Já o filósofo Baptiste Noël critica o vulgar e hodierno uso do conceito de “fascismo”, dizendo que estarmos nos valendo indiscriminadamente desse conceito – que na verdade aponta uma experiência histórica específica – outra coisa não é que nos alienarmos do fato de que os radicalismos atuais que nos afrontam não são sorrateiras ervas-daninha fascistas, mas vermelhas maçãs polpudas da “nossa” tão defendida democracia liberal. Para Noël, chamar vulgarmente alguns dos nossos políticos ultraconservadores e interlocutores desagradáveis de fascistas é apenas “desconversar”. Em suma, é dar um apelido novo a um velho e conhecido boi – sendo que o velho boi é a democracia liberal, e o novo apelido, o fascismo.

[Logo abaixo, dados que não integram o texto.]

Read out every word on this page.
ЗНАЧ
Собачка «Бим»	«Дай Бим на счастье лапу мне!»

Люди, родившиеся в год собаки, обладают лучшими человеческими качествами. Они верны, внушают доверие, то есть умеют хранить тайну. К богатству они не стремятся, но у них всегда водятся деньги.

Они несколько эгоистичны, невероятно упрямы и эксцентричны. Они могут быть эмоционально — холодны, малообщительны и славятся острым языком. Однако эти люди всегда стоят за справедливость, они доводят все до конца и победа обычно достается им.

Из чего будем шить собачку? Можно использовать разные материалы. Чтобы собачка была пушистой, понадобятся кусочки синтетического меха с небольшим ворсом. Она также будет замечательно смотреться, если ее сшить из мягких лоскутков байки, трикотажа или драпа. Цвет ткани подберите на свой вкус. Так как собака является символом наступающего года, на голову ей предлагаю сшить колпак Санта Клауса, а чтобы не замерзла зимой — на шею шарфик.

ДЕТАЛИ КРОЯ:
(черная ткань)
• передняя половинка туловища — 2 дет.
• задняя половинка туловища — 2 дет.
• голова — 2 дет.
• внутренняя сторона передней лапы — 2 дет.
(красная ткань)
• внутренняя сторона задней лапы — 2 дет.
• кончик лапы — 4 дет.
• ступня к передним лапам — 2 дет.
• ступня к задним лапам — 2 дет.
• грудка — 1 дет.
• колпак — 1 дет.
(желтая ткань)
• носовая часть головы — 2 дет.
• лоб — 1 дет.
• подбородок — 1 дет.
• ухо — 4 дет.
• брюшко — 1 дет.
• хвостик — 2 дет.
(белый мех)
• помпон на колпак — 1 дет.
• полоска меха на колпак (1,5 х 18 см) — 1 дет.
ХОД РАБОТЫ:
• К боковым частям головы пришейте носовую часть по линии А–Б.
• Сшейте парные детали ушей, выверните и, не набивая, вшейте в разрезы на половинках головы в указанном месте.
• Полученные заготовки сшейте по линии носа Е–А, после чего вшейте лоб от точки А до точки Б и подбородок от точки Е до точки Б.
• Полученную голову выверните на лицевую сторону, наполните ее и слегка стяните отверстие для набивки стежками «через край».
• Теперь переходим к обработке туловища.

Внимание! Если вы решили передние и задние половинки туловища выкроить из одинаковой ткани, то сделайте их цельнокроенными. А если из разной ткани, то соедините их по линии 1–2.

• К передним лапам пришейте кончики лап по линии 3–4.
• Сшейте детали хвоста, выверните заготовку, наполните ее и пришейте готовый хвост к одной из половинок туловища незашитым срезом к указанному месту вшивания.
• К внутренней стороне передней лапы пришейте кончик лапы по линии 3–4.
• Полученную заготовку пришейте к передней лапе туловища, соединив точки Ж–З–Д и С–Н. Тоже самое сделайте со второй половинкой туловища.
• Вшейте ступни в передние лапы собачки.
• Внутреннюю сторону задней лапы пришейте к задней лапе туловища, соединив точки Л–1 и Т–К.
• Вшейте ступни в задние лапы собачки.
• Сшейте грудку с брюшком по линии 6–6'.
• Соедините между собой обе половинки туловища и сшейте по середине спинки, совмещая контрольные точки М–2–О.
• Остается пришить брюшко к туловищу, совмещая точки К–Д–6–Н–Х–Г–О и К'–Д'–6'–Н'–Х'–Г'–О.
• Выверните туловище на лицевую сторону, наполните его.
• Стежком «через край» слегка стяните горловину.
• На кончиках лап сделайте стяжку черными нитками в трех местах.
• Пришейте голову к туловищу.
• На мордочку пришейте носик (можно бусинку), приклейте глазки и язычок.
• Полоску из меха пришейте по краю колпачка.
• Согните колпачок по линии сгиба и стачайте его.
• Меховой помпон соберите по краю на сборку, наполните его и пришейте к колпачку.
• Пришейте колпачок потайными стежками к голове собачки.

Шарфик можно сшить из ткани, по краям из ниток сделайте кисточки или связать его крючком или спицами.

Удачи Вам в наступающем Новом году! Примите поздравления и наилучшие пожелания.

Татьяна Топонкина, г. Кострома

Também o filósofo István Mézáros critica a ilustre máxima weberiana segundo a qual “O Estado detém o monopólio da violência”, dizendo que se trata de “uma evasão ideológica flagrante”, sustentada para borrar o fato de que o mais grave a ser pensado, e que, no entanto fica, esquecido, “é a ilegalidade do Estado – mesmo quando essa não se manifesta de modo violento”. Para Mézáros, a violência do Estado “deve ser objeto de séria investigação histórica, em vez de ofuscar o assunto com a identificação genérica do Estado com o seu decretado monopólio da violência”.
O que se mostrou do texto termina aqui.